Run Time: 1 hour 33 minutes
Stars: Justin Long, Fran Drescher
Writer/Director: Daniel Schechter
Reviewed at the Tribeca Film Festival
The original title of writer/director Daniel Schecter’s film, Safe Spaces, was, of course, ironic. As Schechter illustrates in this big-hearted, infinitely human comedy, no place is really safe: the soul is pre-programmed for being hurt — and for hurting others, whether it wants to or not.
Justin Long — an actor with the face of a baby if that baby had Brooke Shields’ eyebrows — plays Josh, a good-natured but aimless adjunct professor of creative writing at a New York City college, where it seems the simple act of opening his mouth is enough to set off trigger alarms and righteous indignation among his students and co-workers. Accordingly, an unfortunate conversation with one student spins wildly out of control and soon Josh is sitting in front of a pair of administrators whose attitude toward him is one part intervention and two parts Spanish Inquisition.

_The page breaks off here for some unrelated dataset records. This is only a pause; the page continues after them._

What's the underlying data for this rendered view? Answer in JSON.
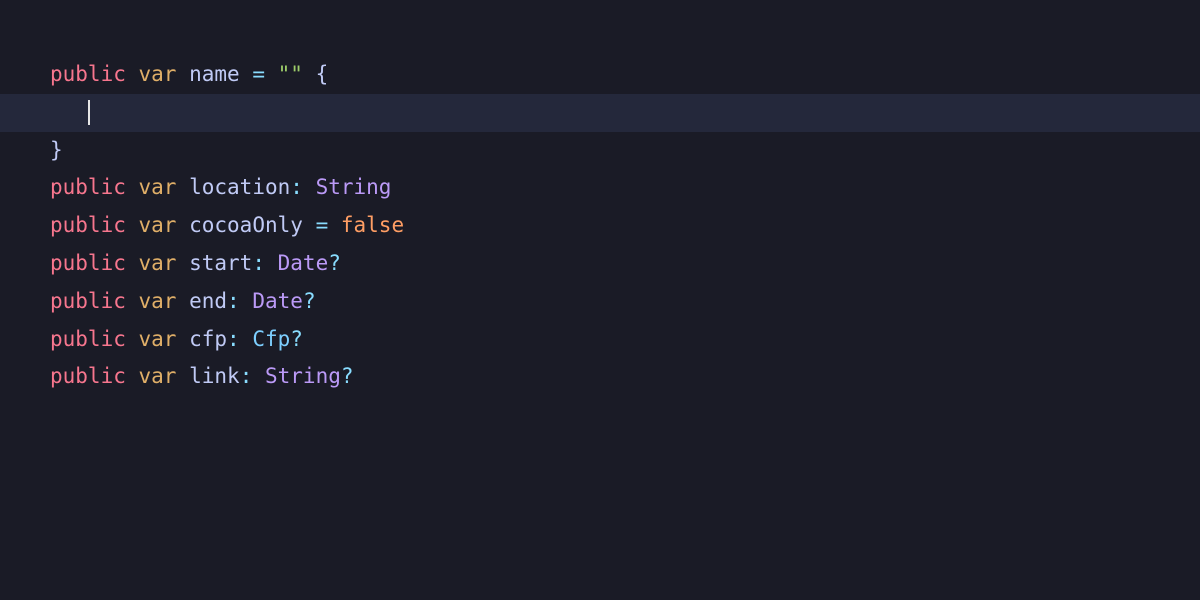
{
  "editor": {
    "language": "swift",
    "cursor_line_index": 1,
    "keywords": {
      "public": "public",
      "var": "var"
    },
    "tokens": {
      "eq": "=",
      "colon": ":",
      "qmark": "?",
      "lbrace": "{",
      "rbrace": "}",
      "empty_string": "\"\"",
      "false": "false"
    },
    "lines": [
      {
        "var": "name",
        "rhs_kind": "string_literal",
        "rhs": "\"\"",
        "trailing_brace": true
      },
      {
        "cursor": true
      },
      {
        "closing_brace": true
      },
      {
        "var": "location",
        "type": "String",
        "optional": false
      },
      {
        "var": "cocoaOnly",
        "rhs_kind": "bool",
        "rhs": "false"
      },
      {
        "var": "start",
        "type": "Date",
        "optional": true
      },
      {
        "var": "end",
        "type": "Date",
        "optional": true
      },
      {
        "var": "cfp",
        "type": "Cfp",
        "type_style": "alt",
        "optional": true
      },
      {
        "var": "link",
        "type": "String",
        "optional": true
      }
    ]
  }
}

The scene is played for uncomfortable laughs, but Schechter isn’t interested in branding Josh’s adversaries as Inclusion Nazis. Instead, he bestows on them the same measure of compassion he affords Josh. Their only flaw is that they are human: a species with naturally thin skin and an instinct to lash out.
The supporting cast masterfully fleshes out these sensitive souls, each of them searching futilely for their own safe spaces: Josh’s father (The West Wing’s Richard Schiff) is trapped in a second marriage from Hell. His mother (Fran Drescher) is losing her original safe haven, her childhood home, recently vacated by her dying mother (Lynn Cohen). His sister (Kate Berlant) is slumming with Josh after a bad breakup.
What unites them all, like it or not, is the umbrella of family — in the end the only safe space that matters.